3. If such third party had really purchased the goods before the loss, then the party assured sustained no loss and the policy covered none, and no action could be sustained on it.
W. D. Philbrick, being the owner of certain goods, got them insured by the Equitable Insurance Company of Providence. The policy contained a clause that if the property insured should be sold or conveyed or if the policy should be assigned without the consent of the company, the risk should cease and the policy become void. It contained also provisions such as are cited below:
"And this company agree, that if the assured shall sell the aforesaid property, or any part thereof, before the expiration of this policy, a proportion of the premium received shall be repaid upon receiving notice of such sale before a loss happens, . . . or this policy may be continued for the benefit of such purchaser, if this company give their consent thereto, to be evidenced by a certificate of the fact or by endorsement on this policy."

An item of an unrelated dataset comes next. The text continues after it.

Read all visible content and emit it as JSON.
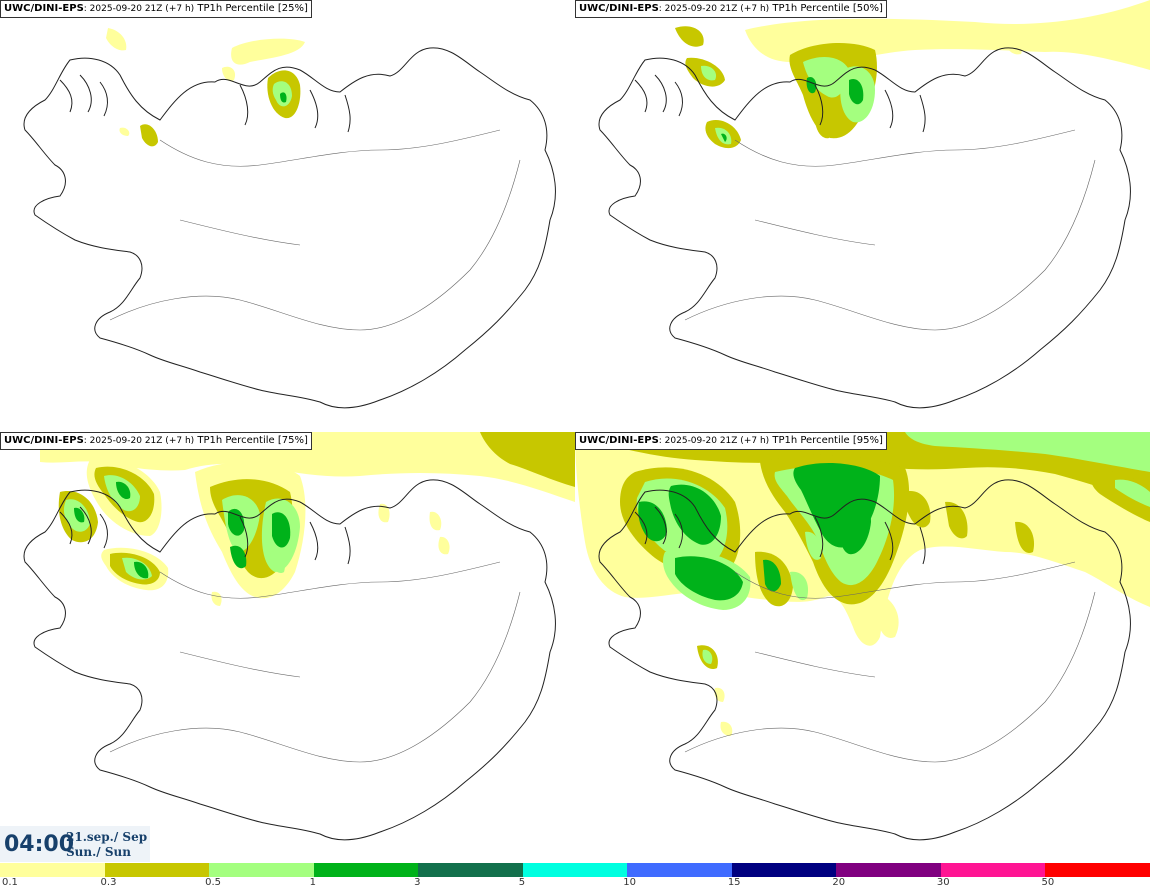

Philbrick, the party insured, sold the goods during the life of the policy to one Edward C. Bates, and endorsed on the policy,
"Payable in case of loss to E. C. Bates."
"W. D. PHILBRICK"
The policy, with this endorsement, was sent by a policy broker to the insurance company, and one Frederick W. Arnold, the secretary of the company, placed under the above endorsement these words:
"Consent is hereby given to the above endorsement. EQUITABLE INSURANCE COMPANY."
"FRED. W. ARNOLD, Secretary"
The goods having been destroyed by fire after the sale and the endorsement by Arnold in behalf of the company, Bates, the owner of them, brought assumpsit on the policy. The company refused to pay on the ground that Philbrick had ceased to be owner before the loss occurred, and that the company had never consented to any change of ownership
in the property. And the question was whether on the facts, this defense ought to be sustained.
Arnold, the secretary of the company, swore that he had no knowledge of the sale, nor was there any evidence that any officer of the company had notice of it, unless it was to be implied from the request to give their consent to the endorsement made by Philbrick, and the consent so given.
The court below was of the opinion that on the case stated, the plaintiff could not recover, and judgment having been entered accordingly, the record was brought here.